Projekt
Sidiareal - Ein neues Wohnquartier entsteht
Bis zu 300 Webstühle ratterten ab 1872 in der grössten Seidenweberei der Schweiz. Nebst Sulzer und Rieter gehörte die Seidenfabrik, im Volksmund «Sidi» genannt, zu den grössten Industriebetrieben in Winterthur. Nach der Stilllegung im Jahre 1947 wurde das grosse Areal für Gewerbe- und Lagerzwecke genutzt.

1970 kaufte der Kanton Zürich das Areal und schrieb in den 80er-Jahren einen Architekturwettbewerb aus: «Vorbildlicher Wohnungsbau unter Berücksichtigung der industriellen Charakteristik» war unter anderem eine der Vorgaben. Das prämierte Projekt von A.D.P. Architektur Design Planung aus Zürich wurde zur Weiterbearbeitung empfohlen. Nach einer grundlegenden Aktualisierung wird dieses nun ausgeführt. Als Bauherrin dieses neuen Wohngebietes mit viel Freiräumen und ausgewogener Umgebungsplanung figuriert die BVK Personalvorsorge des Kantons Zürich.

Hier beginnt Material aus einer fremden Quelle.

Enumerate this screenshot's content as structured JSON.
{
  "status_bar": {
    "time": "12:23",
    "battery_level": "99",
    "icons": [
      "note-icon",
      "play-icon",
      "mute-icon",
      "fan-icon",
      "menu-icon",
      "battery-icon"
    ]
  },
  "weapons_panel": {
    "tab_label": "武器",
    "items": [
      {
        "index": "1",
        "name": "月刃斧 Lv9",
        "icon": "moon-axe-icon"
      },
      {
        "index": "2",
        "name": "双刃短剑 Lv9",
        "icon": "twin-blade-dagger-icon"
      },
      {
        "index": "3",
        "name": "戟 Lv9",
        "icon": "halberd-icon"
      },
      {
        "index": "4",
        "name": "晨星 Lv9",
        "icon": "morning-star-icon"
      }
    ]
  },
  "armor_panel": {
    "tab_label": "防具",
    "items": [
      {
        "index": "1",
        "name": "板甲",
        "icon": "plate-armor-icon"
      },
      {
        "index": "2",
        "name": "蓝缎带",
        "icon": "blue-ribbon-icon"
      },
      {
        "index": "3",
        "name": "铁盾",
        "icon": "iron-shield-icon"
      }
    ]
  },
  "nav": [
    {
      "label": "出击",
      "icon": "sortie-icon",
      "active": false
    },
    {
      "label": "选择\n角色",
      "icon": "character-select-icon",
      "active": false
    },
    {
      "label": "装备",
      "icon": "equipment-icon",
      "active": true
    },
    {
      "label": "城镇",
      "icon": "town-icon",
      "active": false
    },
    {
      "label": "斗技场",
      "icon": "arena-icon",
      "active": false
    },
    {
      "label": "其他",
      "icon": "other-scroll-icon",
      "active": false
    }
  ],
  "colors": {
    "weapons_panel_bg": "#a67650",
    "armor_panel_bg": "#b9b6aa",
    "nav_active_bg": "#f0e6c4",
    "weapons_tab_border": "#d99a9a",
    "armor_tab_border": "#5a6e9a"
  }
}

Umgebung - Kinderfreundliche und autofreie Zone
Die parkähnliche Struktur des südlichen Quartierteils lädt Bewohner zum Flanieren und Kinder zum Spielen ein. Wie ein weitmaschiges Netz liegen die befestigten Wege zwischen den mit niedrigen Büschen durchzogenen Grünflächen und verbinden so Spielplätze, Begegnungsstätten und Hauseingänge. Der angrenzende Hartplatz mit seinen Bauminseln umschliesst das zentrale Hofgebäude und den aus der Industriezeit stammenden Hochkamin. Das zugehörige Kesselhaus mit der unter Denkmalschutz stehenden Dampfheizanlage wird als Museum und als mietbarer Gemeinschaftsraum weitergenutzt.

Im Osten und Westen säumen Baumalleen und Magerwiesen das verkehrsfreie Areal. Die an den Quartieraussenseiten gelegenen Häuser bilden mit dem bestehenden, entlang der Palmstrasse verlaufenden Längsgebäude einen schützenden Siedlungsrand. Ergänzend dazu weisen alle neu erstellten Gebäude im Innern der Überbauung eine dunkelrote Klinkerfassade auf. Die ausgedehnten Balkonschichten erzeugen eine kontaktfördernde Wohnatmosphäre. Jedes Treppenhaus der Neubauten verfügt über einen direkten Zugang zur hellen Tiefgarage. Die Bushaltestelle (Linien 3, 5, 14) an der St.Gallerstrasse liegt auch gleich vor der Tür.

Änderungen vorbehalten.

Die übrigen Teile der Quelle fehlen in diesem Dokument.